In this paper, we propose a vision-based hand gesture recognition system for intelligent vehicles. Vision-based gesture recognition systems are employed in automotive user interfaces to increase the driver comfort without compromising their safety. In our algorithm, the long-term recurrent convolution network is used to classify the video sequences of hand gestures. In the standard long-term recurrent convolution network-based action classifier, multiple frames sampled from the video sequence are given as an input to the network, to perform classification. However, the use of multiple frames increases the computational complexity, apart from reducing the classification accuracy of the classifier. We propose to address these issues by extracting a fewer representative frames from the video sequence, and inputting them to the long-term recurrent convolution network. To extract the representative frames, we propose to use novel tiled image patterns and tiled binary pattern within a semantic segmentation- based deep learning framework, the deconvolutional neural network. The novel tiled image patterns contain multiple non-overlapping blocks and represent the entire gesture-based video sequence within a single tiled image. These image patterns represent the input to the deconvolution network and are generated from the video sequence. The novel tiled binary pattern also contain multiple non-overlapping blocks and represent the representative frames of the video sequence. These binary patterns represent the output of the deconvolution network.
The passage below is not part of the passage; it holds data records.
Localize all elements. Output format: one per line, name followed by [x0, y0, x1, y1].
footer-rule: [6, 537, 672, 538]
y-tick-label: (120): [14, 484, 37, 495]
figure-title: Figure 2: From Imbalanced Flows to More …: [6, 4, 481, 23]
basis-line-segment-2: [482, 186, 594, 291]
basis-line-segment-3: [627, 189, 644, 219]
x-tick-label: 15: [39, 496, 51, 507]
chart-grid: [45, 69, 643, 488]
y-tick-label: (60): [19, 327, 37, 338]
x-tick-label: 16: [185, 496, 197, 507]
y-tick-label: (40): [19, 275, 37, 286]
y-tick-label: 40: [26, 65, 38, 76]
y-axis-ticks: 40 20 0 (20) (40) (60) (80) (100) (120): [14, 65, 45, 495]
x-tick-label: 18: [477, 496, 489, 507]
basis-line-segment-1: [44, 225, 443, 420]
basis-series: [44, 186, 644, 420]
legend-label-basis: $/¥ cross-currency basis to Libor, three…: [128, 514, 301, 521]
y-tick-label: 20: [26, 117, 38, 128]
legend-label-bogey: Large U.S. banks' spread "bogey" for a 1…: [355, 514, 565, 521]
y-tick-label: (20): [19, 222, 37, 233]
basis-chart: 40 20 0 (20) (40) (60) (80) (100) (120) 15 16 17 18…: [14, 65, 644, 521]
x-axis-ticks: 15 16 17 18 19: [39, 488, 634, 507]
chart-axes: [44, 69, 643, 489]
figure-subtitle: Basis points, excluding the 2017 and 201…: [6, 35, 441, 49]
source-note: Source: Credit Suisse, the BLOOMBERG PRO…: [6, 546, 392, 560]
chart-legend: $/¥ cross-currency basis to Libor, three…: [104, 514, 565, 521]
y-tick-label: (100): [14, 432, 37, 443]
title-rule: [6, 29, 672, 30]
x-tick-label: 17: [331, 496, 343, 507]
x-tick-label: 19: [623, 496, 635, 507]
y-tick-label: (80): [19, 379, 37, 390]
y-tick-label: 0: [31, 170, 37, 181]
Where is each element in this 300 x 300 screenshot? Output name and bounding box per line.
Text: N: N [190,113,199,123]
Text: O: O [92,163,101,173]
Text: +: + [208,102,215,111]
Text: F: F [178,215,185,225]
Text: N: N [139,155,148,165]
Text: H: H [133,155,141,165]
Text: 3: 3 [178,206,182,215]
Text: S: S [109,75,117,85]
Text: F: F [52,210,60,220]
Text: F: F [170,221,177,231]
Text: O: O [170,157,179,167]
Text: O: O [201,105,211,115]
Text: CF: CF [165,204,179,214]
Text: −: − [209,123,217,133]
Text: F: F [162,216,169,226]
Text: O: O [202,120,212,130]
The training binary patterns are generated from the training video sequences using the dictionary learning and sparse modeling framework. We validate our proposed algorithm on the public Cambridge gesture recognition dataset. A comparative analysis is performed with baseline algorithms and an improved classification accuracy is observed. We also perform a detailed parametric analysis of the proposed algorithm. We report a gesture classification accuracy of 91% and report a near real-time computational complexity of $110$~ms per video sequence.